A R.sub.2Fe.sub.14B-based rare earth sintered magnet is generally
prepared by melting and casting a raw material, pulverizing the
resulting raw material alloy for rare earth sintered magnet into
magnet alloy powder, molding the powder in a magnetic field,
sintering and ageing the molded product. Pulverization of the raw
material alloy for rare earth sintered magnets is performed
generally by the combination of hydrogen decrepitation effected by
subjecting the raw material alloy to hydrogen absorption/desorption
and jet milling effected by bombardment of the raw material alloy
in a jet stream. The raw material alloy for rare earth sintered
magnet contains a R.sub.2Fe.sub.14B-based compound phase as a main
phase (sometimes referred to as the 2-14-1-based main phase), an
R-rich phase containing more rare earth metal elements than the
2-14-1-based main phase (sometimes referred to simply as the R-rich
phase hereinbelow), and a B-rich phase containing more boron than
the 2-14-1-based main phase (sometimes referred to simply as the
B-rich phase hereinbelow). It is known that the alloy structure
composed of the 2-14-1-based main phase, R-rich phase, and B-rich
phase of the raw material alloy for rare earth sintered magnets
affects the pulverizability of the raw material alloy and the
characteristics of a resulting rare earth sintered magnet.

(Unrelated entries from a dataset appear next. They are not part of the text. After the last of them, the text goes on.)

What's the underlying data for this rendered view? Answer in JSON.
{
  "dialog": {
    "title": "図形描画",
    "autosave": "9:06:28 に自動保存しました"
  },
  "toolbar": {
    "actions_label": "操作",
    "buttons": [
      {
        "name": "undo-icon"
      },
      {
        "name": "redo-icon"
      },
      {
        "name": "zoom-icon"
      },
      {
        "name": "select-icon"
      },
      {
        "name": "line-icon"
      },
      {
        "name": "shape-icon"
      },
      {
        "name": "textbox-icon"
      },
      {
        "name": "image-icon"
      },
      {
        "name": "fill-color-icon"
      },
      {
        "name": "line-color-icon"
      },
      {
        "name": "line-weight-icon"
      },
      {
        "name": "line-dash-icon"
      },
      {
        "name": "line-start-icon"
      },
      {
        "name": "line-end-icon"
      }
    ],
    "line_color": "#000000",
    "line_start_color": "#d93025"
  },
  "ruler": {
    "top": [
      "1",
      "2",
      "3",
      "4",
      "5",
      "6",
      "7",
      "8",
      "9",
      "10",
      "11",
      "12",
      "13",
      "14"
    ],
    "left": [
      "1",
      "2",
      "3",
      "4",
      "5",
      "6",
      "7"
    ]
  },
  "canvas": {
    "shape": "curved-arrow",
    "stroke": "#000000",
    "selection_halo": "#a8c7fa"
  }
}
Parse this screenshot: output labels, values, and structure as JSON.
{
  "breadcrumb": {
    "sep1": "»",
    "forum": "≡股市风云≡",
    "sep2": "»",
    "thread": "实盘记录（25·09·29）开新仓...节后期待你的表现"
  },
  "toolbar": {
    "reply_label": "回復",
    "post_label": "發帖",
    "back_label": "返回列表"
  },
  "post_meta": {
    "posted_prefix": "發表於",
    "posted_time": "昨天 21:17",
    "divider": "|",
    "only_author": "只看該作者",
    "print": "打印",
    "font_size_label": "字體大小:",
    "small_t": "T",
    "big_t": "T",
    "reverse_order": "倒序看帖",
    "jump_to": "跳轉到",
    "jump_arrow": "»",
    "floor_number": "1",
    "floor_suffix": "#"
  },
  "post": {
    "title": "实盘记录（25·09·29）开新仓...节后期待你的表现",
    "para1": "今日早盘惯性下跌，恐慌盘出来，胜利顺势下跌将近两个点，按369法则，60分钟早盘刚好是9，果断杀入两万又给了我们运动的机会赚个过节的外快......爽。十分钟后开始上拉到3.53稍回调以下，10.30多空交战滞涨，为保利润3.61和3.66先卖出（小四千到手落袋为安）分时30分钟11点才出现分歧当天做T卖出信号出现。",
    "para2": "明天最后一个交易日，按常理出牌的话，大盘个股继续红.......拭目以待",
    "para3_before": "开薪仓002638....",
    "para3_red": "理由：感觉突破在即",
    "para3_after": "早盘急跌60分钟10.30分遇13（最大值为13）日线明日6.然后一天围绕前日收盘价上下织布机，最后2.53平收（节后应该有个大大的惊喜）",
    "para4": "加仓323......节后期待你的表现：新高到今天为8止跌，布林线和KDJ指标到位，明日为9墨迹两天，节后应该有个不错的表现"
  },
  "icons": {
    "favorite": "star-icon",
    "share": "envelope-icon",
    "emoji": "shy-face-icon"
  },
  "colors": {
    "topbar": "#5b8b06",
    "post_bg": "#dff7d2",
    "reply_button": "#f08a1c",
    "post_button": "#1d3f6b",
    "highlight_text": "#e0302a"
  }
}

Patent Publication 1 discloses a rapidly cooling roll for use in
production of rare earth alloys. This publication discloses that,
by controlling the Sm and Ra values of the cooling roll surface,
the rare earth alloy ribbons produced by using the cooling roll are
given uniform short axis diameters both in the center and the ends
of the ribbons.
Patent Publication 2 discloses a method of producing rare
earth-containing alloy ribbons. This publication discloses that
chill crystals and regions with extremely finely dispersed R-rich
phases may be reduced by the use of a cooling roll which is
provided on its surface with generally linear irregularities
extending at an angle of not less than 30.degree. with respect to
the rotational direction of the roll to have a particular Rz
value.
Patent Publication 1: JP-2002-59245-A
Patent Publication 2: JP-2004-181531-A
SUMMARY OF THE INVENTION
It is an object of the present invention to provide raw material
alloy flakes for rare earth sintered magnets which have undergone
suppressed generation of chill crystals, and have quite uniform
2-14-1-based main phase shapes and R-rich phase dispersion.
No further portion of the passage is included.